Sunday, February 2, 2014

The Suffering of India's Children



The Huffington Post’s “The Subhuman Conditions That Slaves And Child Laborers Face In India Are Worse Than You Imagined” article was written by Eleanor Goldberg on January 30, 2014. 
Think our world has fully promoted civil rights? Think again. Looks like child labor laws have not been enforced yet in India unfortunately. Recently, the Harvard FXB Center for Health and Human Rights has conducted one of the largest research studies on modern slavery. Shockingly, according to statistics, they have found around 3,000 startling cases on forced labor in the Indian carpet industry alone. Horrifically, most of the businesses’ “workers” are kids. As quoted, the data discovered was only “the tip of the iceberg”. Factory owners and guards often denied the researchers access to many work sites, avoiding further evidence to be documented. 
According to the “Tainted Carpets: Slavery and Child Labor in India’s Hand-Made Carpet Sector” report, the children trudge ten to twelve hours a day, six to seven days a week. Usually, they are crammed into filthy, contaminated, hot, and humid factory shacks to weave for the rest of their adolescence.

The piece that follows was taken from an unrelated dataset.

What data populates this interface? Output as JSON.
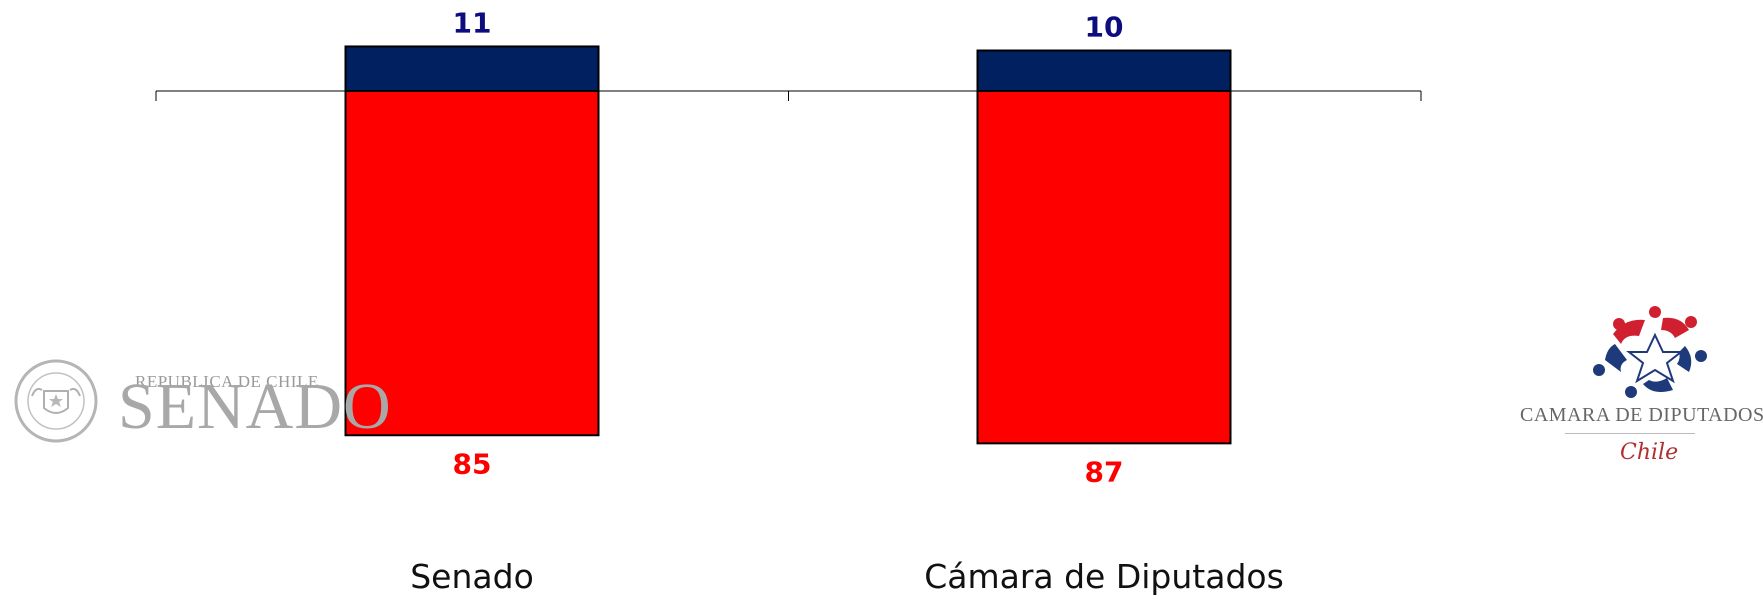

They were even physically abused with frequent beatings with sharp tools like scissors. To top it off, most of the kids earned long-term health issues from the unbearable conditions of the workplace. Many suffered from eye disease or even a loss of vision due to the insufficient light. Others eventually developed spinal deformation due to countless hours bending over and sewing. They all have also experienced headaches, muscle pain, cuts, infections, malnutrition and serious psychological trauma - not quite the ideal childhood.
Bihar, a fourteen-year-old male weaver, pitifully reported “We work from seven in the morning until ten at night”; “I sleep on that mat over there. I want to go home but the owner will not let us leave”. 
         Hopefully, one day our world will gain its humanity back.